7, viernes. Mayo. Plaza Olèrdola

Plaza secreta, solitaria. Se llega caminando por el centro de la calzada, dado lo diminuto de las aceras. Solo de vez en cuando suena un motor o se refleja delante un foco luminoso y eso indica que se acerca un coche y hay que apartarse para dejarlo pasar. No se cruza uno con nadie por las calles. Barrio de casas de dos plantas, unifamiliares, con espacio bien cuidado alrededor. Una mujer recoge limones con una vara con gancho. Estilos arquitectónicos raros, es decir, casas sin estilo, pero con reformas más caras que la construcción. En algún solar han aprovechado todo el terreno para elevar un edifico de cuatro plantas que afea. No parece que se esté en Barcelona, sino que ya se ha llegado al pequeño pueblo de valle en zona montañosa donde se quiere pasar el fin de semana.

 La de Olèrdola es una plaza perfectamente redonda, sin constituirse en rotonda. Parece un precedente. Se entra por una única calle y se sale por otra. La circularidad no sirve para nada, es meramente escénica. Las casas acompañan el trazado alrededor de la plaza con aparcamientos privados, uno al costado de otro: una forma de excluir vehículos estacionados. No conocía la plaza ni nadie me había hablado de ella, pero he tenido la impresión de que, enterada de mi afición a escribirles crónicas a sus semejantes, me esperaba.

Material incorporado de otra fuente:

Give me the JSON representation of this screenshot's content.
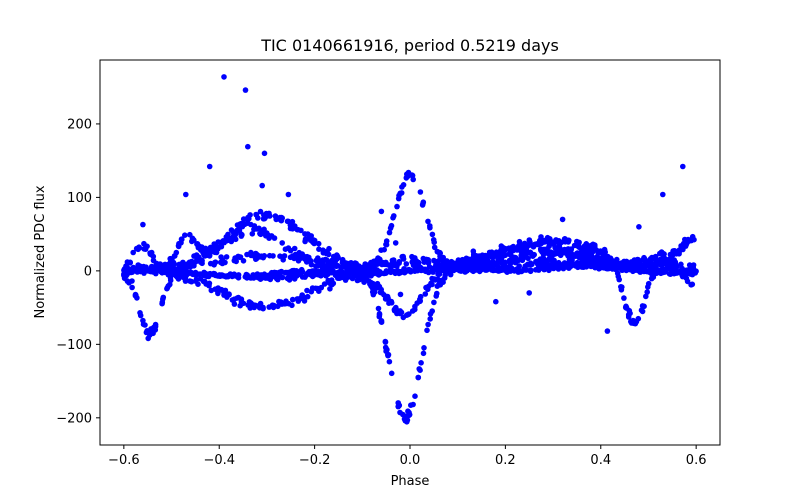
{
  "chart_data": {
    "type": "scatter",
    "title": "TIC 0140661916, period 0.5219 days",
    "xlabel": "Phase",
    "ylabel": "Normalized PDC flux",
    "xlim": [
      -0.65,
      0.65
    ],
    "ylim": [
      -237,
      287
    ],
    "xticks": [
      -0.6,
      -0.4,
      -0.2,
      0.0,
      0.2,
      0.4,
      0.6
    ],
    "xtick_labels": [
      "−0.6",
      "−0.4",
      "−0.2",
      "0.0",
      "0.2",
      "0.4",
      "0.6"
    ],
    "yticks": [
      -200,
      -100,
      0,
      100,
      200
    ],
    "ytick_labels": [
      "−200",
      "−100",
      "0",
      "100",
      "200"
    ],
    "grid": false,
    "marker_color": "#0000ff",
    "series": [
      {
        "outliers": [
          [
            -0.39,
            264
          ],
          [
            -0.345,
            246
          ],
          [
            -0.34,
            169
          ],
          [
            -0.305,
            160
          ],
          [
            -0.42,
            142
          ],
          [
            -0.47,
            104
          ],
          [
            -0.31,
            116
          ],
          [
            -0.255,
            104
          ],
          [
            0.572,
            142
          ],
          [
            0.53,
            104
          ],
          [
            -0.06,
            81
          ],
          [
            -0.02,
            -32
          ],
          [
            0.414,
            -82
          ],
          [
            0.18,
            -42
          ],
          [
            -0.03,
            38
          ],
          [
            0.32,
            70
          ],
          [
            -0.56,
            63
          ],
          [
            -0.22,
            40
          ],
          [
            0.25,
            -30
          ],
          [
            0.48,
            60
          ]
        ]
      }
    ]
  }
}
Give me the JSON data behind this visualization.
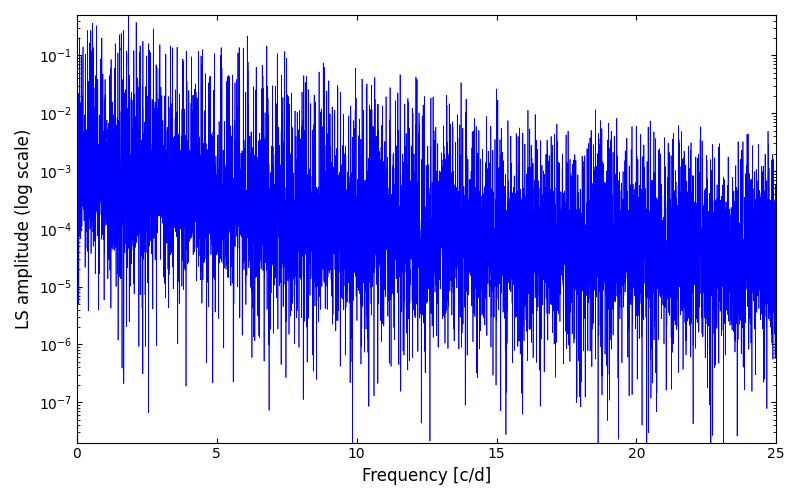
{
  "title": "",
  "xlabel": "Frequency [c/d]",
  "ylabel": "LS amplitude (log scale)",
  "xlim": [
    0,
    25
  ],
  "ylim": [
    2e-08,
    0.5
  ],
  "line_color": "#0000ff",
  "linewidth": 0.5,
  "yscale": "log",
  "yticks": [
    1e-07,
    1e-06,
    1e-05,
    0.0001,
    0.001,
    0.01,
    0.1
  ],
  "xticks": [
    0,
    5,
    10,
    15,
    20,
    25
  ],
  "seed": 137,
  "n_points": 8000,
  "freq_max": 25.0,
  "figsize": [
    8.0,
    5.0
  ],
  "dpi": 100
}
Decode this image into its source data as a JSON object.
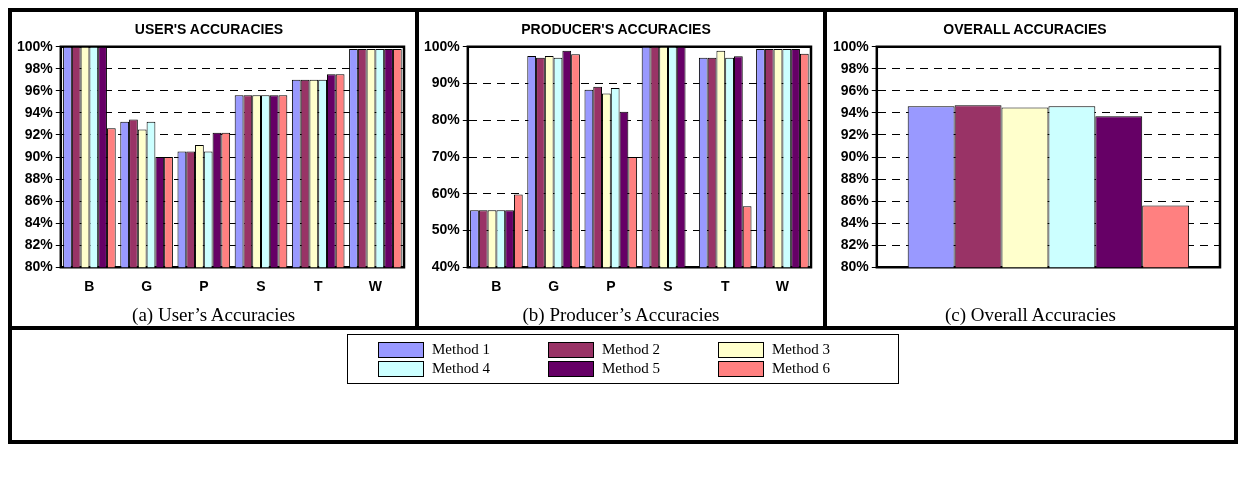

Y así, un fin de tarde, en un paseo extraviado por los laberintos de Vallcarca, sin ningún propósito, descubro con las últimas luces del día su bosque encantado en miniatura.

         Ocupa un espacio amplio, unos cuarenta metros de diámetro. Alrededor, cuento en el catastro, once propiedades individuales. La mayoría con paredes de ladrillo visto, lo que le da un aire de ensoñación medieval. En las aceras, una cenefa de plátanos urbanos. En el centro, un jardín boscoso: tres grandes pinos de nostalgia mediterránea, un ciruelo expandido de filiación oriental y alrededor varios olmos adolescentes de troncos aún juguetones. Por el terreno una pequeña pradera y en un extremo, la explosión verde jugoso de un cañaveral. Rodeo el bosquecillo impregnado por su soledad y mis pasos crepusculares caminan por las sílabas de un soneto de Octavio Paz, cuyo segundo cuarteto rememoro: «Se yerguen más los fresnos, más despiertos, / y anochecen la plaza silenciosa, / tan a ciegas palpada y tan esposa / como herida de bordes siempre abiertos». No otra cosa significa el bosque recluido dentro de la plaza: la fiel herida que supura en la mirada de quienes recorren la epidermis gris de la ciudad.